It's actually 14% right now the deciding vote is on the fence and can change at any time.
I'm seeing 12, and I thought they'd already lowered the interest rate -/
Everyone has their own reasons and their own rationale—I was only talking about myself in my post. Perhaps someone else might even see a point in staking at minus 5%.
Ah yep I'm seeing 12% again.
It's flip-flopping around quite a lot it would seem.
According to the internets 12% is still higher than the average rate of return vs the stock market.
Fair enough if that's where you draw the line personally but you gotta admit that's a crazy statistic.
You’re right.
But there’s another important point here — witnesses juggle the numbers like circus performers. That creates a lack of clarity and confidence for people considering investing in HBD.

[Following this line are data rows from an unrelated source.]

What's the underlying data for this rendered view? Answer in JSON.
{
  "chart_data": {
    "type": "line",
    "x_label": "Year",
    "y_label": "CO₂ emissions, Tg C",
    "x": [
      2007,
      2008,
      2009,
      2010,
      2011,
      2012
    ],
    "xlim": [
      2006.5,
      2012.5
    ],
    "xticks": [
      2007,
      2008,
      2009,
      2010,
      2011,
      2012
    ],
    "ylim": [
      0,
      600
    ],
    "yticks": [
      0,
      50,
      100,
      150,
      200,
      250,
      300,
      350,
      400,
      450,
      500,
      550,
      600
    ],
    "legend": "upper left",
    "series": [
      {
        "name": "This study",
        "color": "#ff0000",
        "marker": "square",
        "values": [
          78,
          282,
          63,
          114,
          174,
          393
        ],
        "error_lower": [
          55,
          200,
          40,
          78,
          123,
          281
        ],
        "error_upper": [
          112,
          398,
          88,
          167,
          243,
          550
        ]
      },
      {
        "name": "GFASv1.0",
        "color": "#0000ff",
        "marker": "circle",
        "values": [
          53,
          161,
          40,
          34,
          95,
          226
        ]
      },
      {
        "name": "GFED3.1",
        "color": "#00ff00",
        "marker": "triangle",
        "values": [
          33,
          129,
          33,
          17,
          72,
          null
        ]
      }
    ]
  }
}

I remember someone mentioning interest rates tied to a fixed term — that would be much fairer and more reasonable (in my opinion).
In financial matters, stability and predictability are key.
I understand the situation is complicated, but to me, constantly lowering the interest rate can only make things worse (just my non-professional opinion). Maybe someone can explain the opposite to me?
In my opinion the amount of yield offered should have never been static in the first place.
Static both in terms of the percentage and the fact that it's allocated to locked stake.
If this had just been a HIVE/HBD AMM the entire time with variable yield depending on how big the pool was we'd be way better off right now. Locking HBD in a 3 day contract doesn't have any value to Hive itself. It's only been allowed to exist because Hive users like it.
The free market really should be determining things like this.
Less people staking their money should result in higher yield.
More people staking should result in less yield.
In fact that's exactly how it works for Hive and the reward pool already.
Yeah, I get that this model works well for Hive itself — the reward pool is dynamic by design, and people accept that volatility.
But HBD feels like a different story.
If the rate drops as more people come in, you eventually hit a point where new investors just lose interest. The incentive disappears right when adoption starts growing. That’s a bit counterintuitive if the goal is to attract more capital.
For something positioned closer to a “stable” instrument, people expect clearer rules. Not necessarily fixed forever, but at least predictable enough to make decisions.
Otherwise, it starts to feel less like saving and more like guessing where the rate will go next.
That’s why I still think some form of term-based or locked rates could balance things out — let the system stay flexible, but give users a bit more confidence at the same time.
I agree with your sentiment 100% here.
From an end-user perspective it's hard to argue.
Stability and predictability are key.